# Troublesome coefficient of variation question.

1. Nov 27, 2009

### th_05

Given the following data for three possibile investments, A, B and C, calculate the coefficient of variation and with the aid of a diagram explain which is the least risky investment.

Expected Profit: A - 100 B - 120 C - 140
Standard Devi.: A - 10 B - 30 C - 20

I presume to calculate the COV you divide the standard deviation by the mean, to give you:

A: 100/10 = 0.1 B: 30/120 = 0.25 C: 20/140 = 0.14

I am struggling with how/what sort of diagram to use and how to explain which is the least risky investment. Any ideas would be great.

2. Nov 28, 2009

Are you to assume that the underlying distributions are normal for each investment? If so, you have the mean and standard deviation for each investment; draw the bell curves.

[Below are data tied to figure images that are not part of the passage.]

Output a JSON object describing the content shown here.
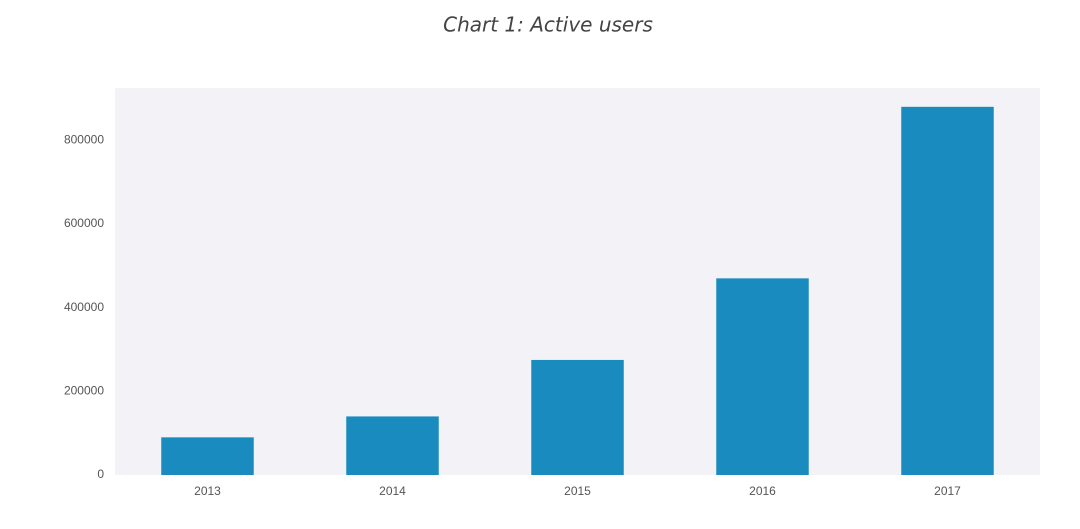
{
  "chart_data": {
    "type": "bar",
    "title": "Chart 1: Active users",
    "categories": [
      "2013",
      "2014",
      "2015",
      "2016",
      "2017"
    ],
    "values": [
      90000,
      140000,
      275000,
      470000,
      880000
    ],
    "color": "#1a8bbf",
    "ylim": [
      0,
      925000
    ],
    "yticks": [
      0,
      200000,
      400000,
      600000,
      800000
    ],
    "grid": false
  }
}
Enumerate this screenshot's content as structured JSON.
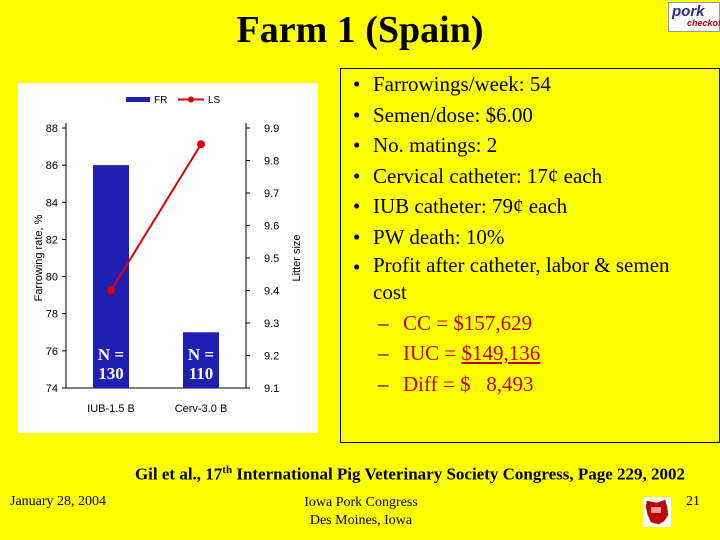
{
  "title": "Farm 1 (Spain)",
  "logo": {
    "line1": "pork",
    "line2": "checkoff"
  },
  "chart_data": {
    "type": "bar+line",
    "categories": [
      "IUB-1.5 B",
      "Cerv-3.0 B"
    ],
    "legend": [
      "FR",
      "LS"
    ],
    "series": [
      {
        "name": "FR",
        "type": "bar",
        "axis": "left",
        "values": [
          86,
          77
        ],
        "color": "#1f1fb4"
      },
      {
        "name": "LS",
        "type": "line",
        "axis": "right",
        "values": [
          9.4,
          9.85
        ],
        "color": "#e00000"
      }
    ],
    "ylabel": "Farrowing rate, %",
    "y2label": "Litter size",
    "ylim": [
      74,
      88
    ],
    "y2lim": [
      9.1,
      9.9
    ],
    "yticks": [
      74,
      76,
      78,
      80,
      82,
      84,
      86,
      88
    ],
    "y2ticks": [
      9.1,
      9.2,
      9.3,
      9.4,
      9.5,
      9.6,
      9.7,
      9.8,
      9.9
    ],
    "annotations": [
      {
        "line1": "N =",
        "line2": "130"
      },
      {
        "line1": "N =",
        "line2": "110"
      }
    ]
  },
  "bullets": [
    "Farrowings/week: 54",
    "Semen/dose: $6.00",
    "No. matings: 2",
    "Cervical catheter: 17¢ each",
    "IUB catheter: 79¢ each",
    "PW death: 10%",
    "Profit after catheter, labor & semen cost"
  ],
  "sub_bullets": [
    {
      "label": "CC = ",
      "value": "$157,629"
    },
    {
      "label": "IUC = ",
      "value": "$149,136"
    },
    {
      "label": "Diff = ",
      "value": "$   8,493"
    }
  ],
  "citation": {
    "pre": "Gil et al., 17",
    "sup": "th",
    "post": " International Pig Veterinary Society Congress, Page 229, 2002"
  },
  "footer": {
    "date": "January 28, 2004",
    "event_line1": "Iowa Pork Congress",
    "event_line2": "Des Moines, Iowa",
    "page": "21"
  },
  "colors": {
    "background": "#ffff00",
    "bar": "#1f1fb4",
    "line": "#e00000",
    "accent_text": "#c00000"
  }
}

For evaluating which is riskiest: the use of the coefficient of variation is pretty informal: begin by stating, in your own words, what the c.v. tells you (I don't mean in terms of what percentage of the mean the standard deviation is, I mean the interpretation). You may find yourself answering the question when you do that.

3. Nov 29, 2009

### th_05

Thanks very much. It is normal distribution yes, I have not used c.v. before so what exactly does this tell me? And shall I draw out a curve for each investment?